Ventinove condanne sono state chieste dal pm della Dda di Napoli Luigi Landolfi a carico di presunti esponenti del clan Piccolo di Marcianise, accusati di associazione camorristica. Il processo si sta svolgendo con il rito abbreviato davanti al gup di Napoli Francesco Cananzi. In particolare, il sostituto procuratore antimafia ha chiesto alte condanne per il boss Achille Piccolo (20 anni), attualmente detenuto al carcere duro, e per i suoi familiari, tra cui i fratelli Angelo e Palma (entrambi 12 anni), il cugino Domenico (14 anni) e lo zio Pasquale (20 anni), detto “Rockfeller”, altro elemento apicale della cosca. Pene alte anche per gi esponenti del gruppo Letizia, alleati dei Piccolo.
Il processo è nato dall’indagine che nell’aprile dello scorso anno portò all’arresto, da parte della Squadra mobile di Caserta, di decine di presunti affiliati al clan Piccolo; l’inchiesta ha fotografato vent’anni di affari illeciti e sangue, due decadi in cui il clan Piccolo è riuscito a “risorgere” dopo essere uscito sconfitto dalla cruenta guerra di camorra combattuta con il clan rivale dei Belforte, a cavallo tra gli anni ’90 e 2000.

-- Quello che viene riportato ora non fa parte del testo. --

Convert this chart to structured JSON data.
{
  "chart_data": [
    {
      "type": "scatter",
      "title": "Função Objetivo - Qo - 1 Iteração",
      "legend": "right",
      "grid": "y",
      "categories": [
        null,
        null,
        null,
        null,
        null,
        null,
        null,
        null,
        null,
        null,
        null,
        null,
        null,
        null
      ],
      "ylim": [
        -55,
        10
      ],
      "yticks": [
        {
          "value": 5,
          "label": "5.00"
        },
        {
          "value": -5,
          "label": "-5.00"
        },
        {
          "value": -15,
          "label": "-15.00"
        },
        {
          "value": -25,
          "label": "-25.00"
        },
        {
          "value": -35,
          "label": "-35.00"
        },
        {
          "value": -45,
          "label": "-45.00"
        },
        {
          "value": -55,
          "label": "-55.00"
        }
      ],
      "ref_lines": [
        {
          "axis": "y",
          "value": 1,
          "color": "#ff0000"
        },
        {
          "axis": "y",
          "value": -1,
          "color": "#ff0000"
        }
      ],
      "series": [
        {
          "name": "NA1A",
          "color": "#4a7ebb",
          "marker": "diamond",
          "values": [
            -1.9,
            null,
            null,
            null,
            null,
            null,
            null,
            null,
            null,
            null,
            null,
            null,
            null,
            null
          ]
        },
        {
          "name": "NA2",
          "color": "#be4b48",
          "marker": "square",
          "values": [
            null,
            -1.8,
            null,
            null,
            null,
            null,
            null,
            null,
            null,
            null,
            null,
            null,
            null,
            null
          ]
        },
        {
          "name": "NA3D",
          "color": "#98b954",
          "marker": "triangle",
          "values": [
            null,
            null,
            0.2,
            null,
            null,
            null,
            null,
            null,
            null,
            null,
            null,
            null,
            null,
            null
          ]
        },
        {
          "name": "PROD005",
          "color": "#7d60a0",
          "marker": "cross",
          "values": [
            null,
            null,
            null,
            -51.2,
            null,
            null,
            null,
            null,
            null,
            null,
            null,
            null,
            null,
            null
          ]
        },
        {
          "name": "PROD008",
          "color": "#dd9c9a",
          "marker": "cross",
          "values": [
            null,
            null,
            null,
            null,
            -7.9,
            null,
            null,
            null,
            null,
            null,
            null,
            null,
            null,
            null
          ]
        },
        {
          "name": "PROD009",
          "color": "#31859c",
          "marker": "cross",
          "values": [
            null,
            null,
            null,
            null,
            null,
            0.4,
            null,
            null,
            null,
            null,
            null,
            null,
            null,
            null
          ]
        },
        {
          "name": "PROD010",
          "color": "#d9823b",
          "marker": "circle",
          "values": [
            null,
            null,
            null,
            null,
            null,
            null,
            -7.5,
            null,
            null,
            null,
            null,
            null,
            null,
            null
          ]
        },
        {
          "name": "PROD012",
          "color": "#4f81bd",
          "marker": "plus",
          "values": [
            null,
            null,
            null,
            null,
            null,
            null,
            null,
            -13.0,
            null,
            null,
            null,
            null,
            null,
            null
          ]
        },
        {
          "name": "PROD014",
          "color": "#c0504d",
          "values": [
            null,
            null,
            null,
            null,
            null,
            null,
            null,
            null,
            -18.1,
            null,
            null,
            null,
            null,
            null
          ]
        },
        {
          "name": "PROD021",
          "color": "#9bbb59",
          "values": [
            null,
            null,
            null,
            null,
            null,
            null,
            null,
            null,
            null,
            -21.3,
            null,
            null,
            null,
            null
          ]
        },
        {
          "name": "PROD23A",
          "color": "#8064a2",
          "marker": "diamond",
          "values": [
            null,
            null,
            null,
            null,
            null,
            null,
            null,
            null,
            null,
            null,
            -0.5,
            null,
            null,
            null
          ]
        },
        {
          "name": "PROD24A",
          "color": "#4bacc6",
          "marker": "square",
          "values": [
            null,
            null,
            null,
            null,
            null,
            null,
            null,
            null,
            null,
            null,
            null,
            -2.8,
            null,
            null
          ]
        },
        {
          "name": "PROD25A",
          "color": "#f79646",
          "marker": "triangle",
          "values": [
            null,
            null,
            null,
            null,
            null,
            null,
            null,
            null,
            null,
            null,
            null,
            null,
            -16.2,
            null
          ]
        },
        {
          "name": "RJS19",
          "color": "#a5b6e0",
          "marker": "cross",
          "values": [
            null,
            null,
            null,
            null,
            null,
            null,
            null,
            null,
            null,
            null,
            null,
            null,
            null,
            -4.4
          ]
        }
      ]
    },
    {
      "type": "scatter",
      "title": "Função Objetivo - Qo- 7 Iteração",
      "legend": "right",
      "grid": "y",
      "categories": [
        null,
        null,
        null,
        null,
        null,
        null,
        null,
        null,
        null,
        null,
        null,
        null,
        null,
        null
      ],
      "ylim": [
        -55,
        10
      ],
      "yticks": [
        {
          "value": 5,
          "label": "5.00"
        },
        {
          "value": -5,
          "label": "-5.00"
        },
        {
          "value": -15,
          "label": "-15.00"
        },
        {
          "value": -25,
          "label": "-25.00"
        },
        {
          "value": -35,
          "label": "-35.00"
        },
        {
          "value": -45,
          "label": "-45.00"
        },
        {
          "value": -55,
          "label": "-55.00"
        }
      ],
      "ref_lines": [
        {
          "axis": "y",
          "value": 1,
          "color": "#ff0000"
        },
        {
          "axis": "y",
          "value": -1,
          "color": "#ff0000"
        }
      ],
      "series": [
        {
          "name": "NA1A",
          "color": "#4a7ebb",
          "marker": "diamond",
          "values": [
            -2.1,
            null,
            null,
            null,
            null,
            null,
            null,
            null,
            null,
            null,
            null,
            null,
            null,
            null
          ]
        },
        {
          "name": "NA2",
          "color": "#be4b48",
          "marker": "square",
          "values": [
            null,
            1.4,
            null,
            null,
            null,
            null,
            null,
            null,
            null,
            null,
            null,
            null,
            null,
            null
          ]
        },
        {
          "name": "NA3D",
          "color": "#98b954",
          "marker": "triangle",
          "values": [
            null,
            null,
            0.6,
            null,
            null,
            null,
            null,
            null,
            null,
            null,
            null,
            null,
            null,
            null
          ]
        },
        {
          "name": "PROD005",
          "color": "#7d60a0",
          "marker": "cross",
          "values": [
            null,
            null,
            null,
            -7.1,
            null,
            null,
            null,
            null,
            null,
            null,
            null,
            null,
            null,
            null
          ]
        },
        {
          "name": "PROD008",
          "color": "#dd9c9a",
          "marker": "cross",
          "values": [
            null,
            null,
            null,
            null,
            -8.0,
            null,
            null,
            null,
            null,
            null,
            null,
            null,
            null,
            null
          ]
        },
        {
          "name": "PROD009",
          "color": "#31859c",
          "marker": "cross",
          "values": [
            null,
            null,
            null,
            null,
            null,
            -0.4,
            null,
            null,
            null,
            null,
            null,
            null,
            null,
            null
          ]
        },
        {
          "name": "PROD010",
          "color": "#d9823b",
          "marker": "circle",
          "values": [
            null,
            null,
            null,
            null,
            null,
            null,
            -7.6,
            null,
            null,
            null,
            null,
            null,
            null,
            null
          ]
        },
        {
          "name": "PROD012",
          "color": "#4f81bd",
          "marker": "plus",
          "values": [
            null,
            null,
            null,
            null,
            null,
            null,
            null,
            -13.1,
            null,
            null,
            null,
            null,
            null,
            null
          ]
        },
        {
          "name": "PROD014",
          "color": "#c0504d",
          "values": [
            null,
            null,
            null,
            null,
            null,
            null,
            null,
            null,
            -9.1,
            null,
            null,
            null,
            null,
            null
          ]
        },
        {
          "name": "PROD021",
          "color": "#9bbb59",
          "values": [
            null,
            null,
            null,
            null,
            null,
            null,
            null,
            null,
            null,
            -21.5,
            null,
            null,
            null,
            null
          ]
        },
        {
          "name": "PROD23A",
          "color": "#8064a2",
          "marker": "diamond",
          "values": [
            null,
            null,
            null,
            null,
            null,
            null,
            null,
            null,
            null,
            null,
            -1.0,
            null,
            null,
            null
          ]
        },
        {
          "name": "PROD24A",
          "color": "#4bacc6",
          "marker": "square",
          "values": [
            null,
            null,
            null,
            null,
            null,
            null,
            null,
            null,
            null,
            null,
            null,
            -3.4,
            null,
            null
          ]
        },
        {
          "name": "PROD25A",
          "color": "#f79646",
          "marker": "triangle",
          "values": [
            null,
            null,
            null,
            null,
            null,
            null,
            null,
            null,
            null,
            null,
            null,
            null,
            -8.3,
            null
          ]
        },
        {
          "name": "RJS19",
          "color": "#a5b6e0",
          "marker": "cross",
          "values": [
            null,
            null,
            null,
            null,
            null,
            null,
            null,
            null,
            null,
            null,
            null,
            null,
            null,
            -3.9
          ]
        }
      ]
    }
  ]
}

La rinascita della cosca sarebbe avvenuta dopo il 2005, in seguito ai colpi assestati da forze dell’ordine e magistratura agli stessi Belforte, peraltro messi in ginocchio anche dai continui pentimenti di capi e gregari. Determinanti per le indagini le intercettazioni dei colloqui in carcere tra gli affiliati detenuti e i parenti, e le stesse collaborazioni in seno al clan Belforte, che hanno squarciato un velo anche sugli affari del clan concorrente dei Piccolo. Dalle indagini sono emersi anche contrasti all’interno della stessa cosca, tra i Piccolo e i Letizia. Emblematiche le parole di Achille Piccolo, che parlando in carcere con il fratello Angelo, viene intercettato mentre dice a chiare lettere. «Sono io che comando nel clan». La sentenza è attesa per inizio marzo.